I first (thanks to Apple’s new, generous, 14-day 100% money back return policy) tried out the 11″ AIR. It was great – weighed slightly more than an iPad, but was a full-fledged computer! After 10 days or so, I grew less enamored of it. The screen was just a little too small, it was a little underpowered, and there were some strange bugs in it – for example, I couldn’t see the entire calendar widget in Google Analytics. On the other hand, it was so much better than my iPad, I essentially quit using my iPad altogether. It was great to use the “real” web which, despite what anybody might say to the contrary, is still, for the time being at least, dependent upon Flash. I’m not talking about gaming, or cool microsites either – I mean on the iPad, without Flash, you can’t look at Google or Yahoo stock charts, you can’t use Google Analytics properly, even Facebook doesn’t function very well (and again, I’m not talking about Farmville – I mean you can’t scroll through lists of friends, for example).
At any rate, this is not meant to be an exhaustive review of either the 11″ or the 13″, but more like an anecdotal report of my hearty approval of both. For full reviews, you can try edgadget, PC Magazine, Business Insider or gizmodo.
The 11″ was great – it’s essentially a wide-screen iPad – same height, but another couple of inches on the side – and you get a “real” computer instead of the crippled iPad. Don’t get me wrong, I like my iPad too – but I stopped using it after I got the AIR. There was really no need for it, unless I wanted to play Angry Birds. You can get the 64 gig 11″ AIR for just $950 on Amazon, or a mere $100 more than the 64 gig iPad2. The sole advantage of the iPad is the 3G potential, but if that’s not crucial for you, you’d have to be nuts, IMHO, not to get the 11″ AIR instead.
So I ended up getting the tricked out 13″ AIR (256gig flash drive, 4 gigs ram, 2.13GHz core duo), 13″ AIR instead. Quite a bit more expensive, but a great laptop. The processor is slightly slower than my 2008 Pro, but it doesn’t matter – this baby whips!
I find it funny that at this late date, people are still hung on processor speeds.

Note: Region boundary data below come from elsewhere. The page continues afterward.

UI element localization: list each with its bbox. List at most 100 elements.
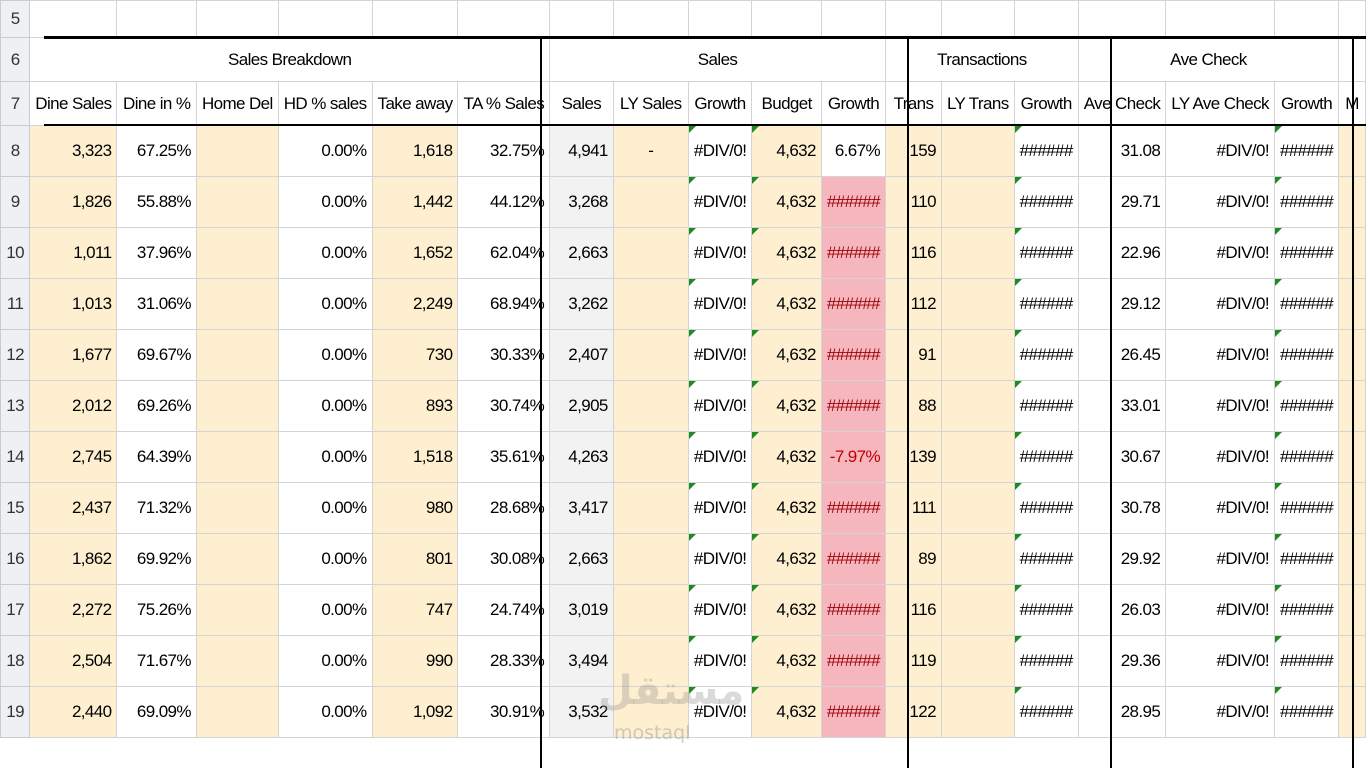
cell-growth[interactable]: #DIV/0! — [687, 686, 753, 738]
cell-dine-pct[interactable]: 64.39% — [116, 431, 197, 483]
cell-ave-check[interactable]: 31.08 — [1077, 125, 1167, 177]
cell[interactable] — [195, 0, 279, 38]
cell-ta-pct[interactable]: 30.08% — [457, 533, 551, 585]
cell[interactable] — [1165, 0, 1275, 38]
cell-ave-check[interactable]: 30.67 — [1077, 431, 1167, 483]
cell-ly-sales[interactable] — [612, 329, 689, 381]
cell-ly-sales[interactable] — [612, 686, 689, 738]
cell-ta-pct[interactable]: 44.12% — [457, 176, 551, 228]
cell-trans-growth[interactable]: ###### — [1013, 533, 1079, 585]
cell-trans-growth[interactable]: ###### — [1013, 431, 1079, 483]
cell-ly-sales[interactable] — [612, 380, 689, 432]
cell-dine-pct[interactable]: 31.06% — [116, 278, 197, 330]
column-header[interactable]: Sales — [549, 81, 614, 126]
cell-dine-pct[interactable]: 67.25% — [116, 125, 197, 177]
cell[interactable] — [612, 0, 689, 38]
cell[interactable] — [885, 0, 942, 38]
cell-trans[interactable]: 139 — [885, 431, 942, 483]
cell[interactable] — [751, 0, 822, 38]
cell-take-away[interactable]: 990 — [371, 635, 459, 687]
cell[interactable] — [1077, 0, 1167, 38]
cell[interactable] — [277, 0, 373, 38]
cell-trans[interactable]: 91 — [885, 329, 942, 381]
cell-ly-trans[interactable] — [940, 227, 1015, 279]
cell-take-away[interactable]: 747 — [371, 584, 459, 636]
row-header[interactable]: 11 — [0, 278, 31, 330]
cell-check-growth[interactable]: ###### — [1273, 329, 1340, 381]
cell-ly-trans[interactable] — [940, 431, 1015, 483]
cell-ly-trans[interactable] — [940, 278, 1015, 330]
cell-home-del[interactable] — [195, 584, 279, 636]
cell-trans-growth[interactable]: ###### — [1013, 176, 1079, 228]
cell-growth[interactable]: #DIV/0! — [687, 380, 753, 432]
cell-take-away[interactable]: 1,518 — [371, 431, 459, 483]
cell[interactable] — [549, 0, 614, 38]
cell-take-away[interactable]: 1,442 — [371, 176, 459, 228]
cell-check-growth[interactable]: ###### — [1273, 635, 1340, 687]
cell-hd-pct[interactable]: 0.00% — [277, 125, 373, 177]
cell-hd-pct[interactable]: 0.00% — [277, 278, 373, 330]
cell-sales[interactable]: 2,663 — [549, 533, 614, 585]
cell-take-away[interactable]: 1,652 — [371, 227, 459, 279]
cell-ly-trans[interactable] — [940, 635, 1015, 687]
cell-home-del[interactable] — [195, 533, 279, 585]
cell-trans[interactable]: 159 — [885, 125, 942, 177]
cell-ly-ave-check[interactable]: #DIV/0! — [1165, 125, 1275, 177]
cell-dine-sales[interactable]: 2,272 — [29, 584, 118, 636]
cell-ly-sales[interactable]: - — [612, 125, 689, 177]
cell-sales[interactable]: 3,494 — [549, 635, 614, 687]
cell-budget[interactable]: 4,632 — [751, 533, 822, 585]
cell-sales[interactable]: 2,407 — [549, 329, 614, 381]
group-sales-breakdown[interactable]: Sales Breakdown — [29, 37, 551, 82]
cell[interactable] — [1338, 0, 1366, 38]
cell-hd-pct[interactable]: 0.00% — [277, 635, 373, 687]
cell-trans[interactable]: 116 — [885, 584, 942, 636]
cell-home-del[interactable] — [195, 125, 279, 177]
cell-budget-growth[interactable]: ###### — [820, 278, 887, 330]
column-header[interactable]: LY Trans — [940, 81, 1015, 126]
row-header[interactable]: 14 — [0, 431, 31, 483]
cell-ave-check[interactable]: 33.01 — [1077, 380, 1167, 432]
cell-dine-sales[interactable]: 1,013 — [29, 278, 118, 330]
cell-dine-sales[interactable]: 2,745 — [29, 431, 118, 483]
column-header[interactable]: Growth — [1273, 81, 1340, 126]
cell-ave-check[interactable]: 26.03 — [1077, 584, 1167, 636]
cell-ly-sales[interactable] — [612, 176, 689, 228]
cell-ly-sales[interactable] — [612, 635, 689, 687]
cell-growth[interactable]: #DIV/0! — [687, 482, 753, 534]
cell-trans[interactable]: 116 — [885, 227, 942, 279]
cell-sales[interactable]: 3,268 — [549, 176, 614, 228]
cell-dine-sales[interactable]: 3,323 — [29, 125, 118, 177]
cell[interactable] — [116, 0, 197, 38]
cell-dine-sales[interactable]: 1,862 — [29, 533, 118, 585]
cell-hd-pct[interactable]: 0.00% — [277, 431, 373, 483]
cell-take-away[interactable]: 2,249 — [371, 278, 459, 330]
cell-ly-trans[interactable] — [940, 584, 1015, 636]
cell-budget[interactable]: 4,632 — [751, 227, 822, 279]
cell-budget-growth[interactable]: ###### — [820, 227, 887, 279]
cell-budget[interactable]: 4,632 — [751, 635, 822, 687]
cell-budget-growth[interactable]: ###### — [820, 584, 887, 636]
cell-home-del[interactable] — [195, 278, 279, 330]
cell-dine-sales[interactable]: 2,437 — [29, 482, 118, 534]
cell-budget-growth[interactable]: ###### — [820, 329, 887, 381]
cell-trans[interactable]: 88 — [885, 380, 942, 432]
cell-ly-ave-check[interactable]: #DIV/0! — [1165, 584, 1275, 636]
row-header[interactable]: 12 — [0, 329, 31, 381]
cell[interactable] — [820, 0, 887, 38]
cell-trans-growth[interactable]: ###### — [1013, 125, 1079, 177]
column-header[interactable]: Dine in % — [116, 81, 197, 126]
cell-dine-pct[interactable]: 69.92% — [116, 533, 197, 585]
column-header[interactable]: Trans — [885, 81, 942, 126]
cell-trans-growth[interactable]: ###### — [1013, 584, 1079, 636]
cell-dine-sales[interactable]: 2,440 — [29, 686, 118, 738]
cell-trans-growth[interactable]: ###### — [1013, 686, 1079, 738]
cell-take-away[interactable]: 1,618 — [371, 125, 459, 177]
cell-ly-sales[interactable] — [612, 431, 689, 483]
cell-hd-pct[interactable]: 0.00% — [277, 533, 373, 585]
cell-sales[interactable]: 3,417 — [549, 482, 614, 534]
cell-dine-sales[interactable]: 1,826 — [29, 176, 118, 228]
cell-growth[interactable]: #DIV/0! — [687, 431, 753, 483]
cell-ly-ave-check[interactable]: #DIV/0! — [1165, 380, 1275, 432]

First of all, folks were raving about how fast this processor was three years ago. Are you really doing anything that requires much more processor speed today versus three years ago? More importantly, the biggest bottlenecks for pcs has always been i/o – that is, getting the info out of the hard drive and into RAM so the processor could then…process it. But the AIR’s hard drive is an SSD (solid state drive, aka flash drive), effectively the whole damn thing is in RAM already! So you also get the great feature of waking up from sleep in 2 seconds – or just taking 2 seconds to boot. Ultimately, what it comes down to is that even the 13″ is super light (3 lbs or so), and no need to bring the charger if you’re going to be using it less than 6-7 hours, so its speed is infinitely better than the laptop you left at home because it’s too heavy to carry around. As it stands, I’m using the 13″ AIR for about 50% of my work – I do the rest on my 27″ iMac, where I keep all my files, and just share the important ones on the AIR via DropBox, which is fantastic – but I’ll leave that for another post.
Bottom line: for word processing, emailing, web surfing – get yourself an 11″ AIR instead of an iPad.
For a second computer, get yourself a 13″ AIR instead of an overweight full size laptop.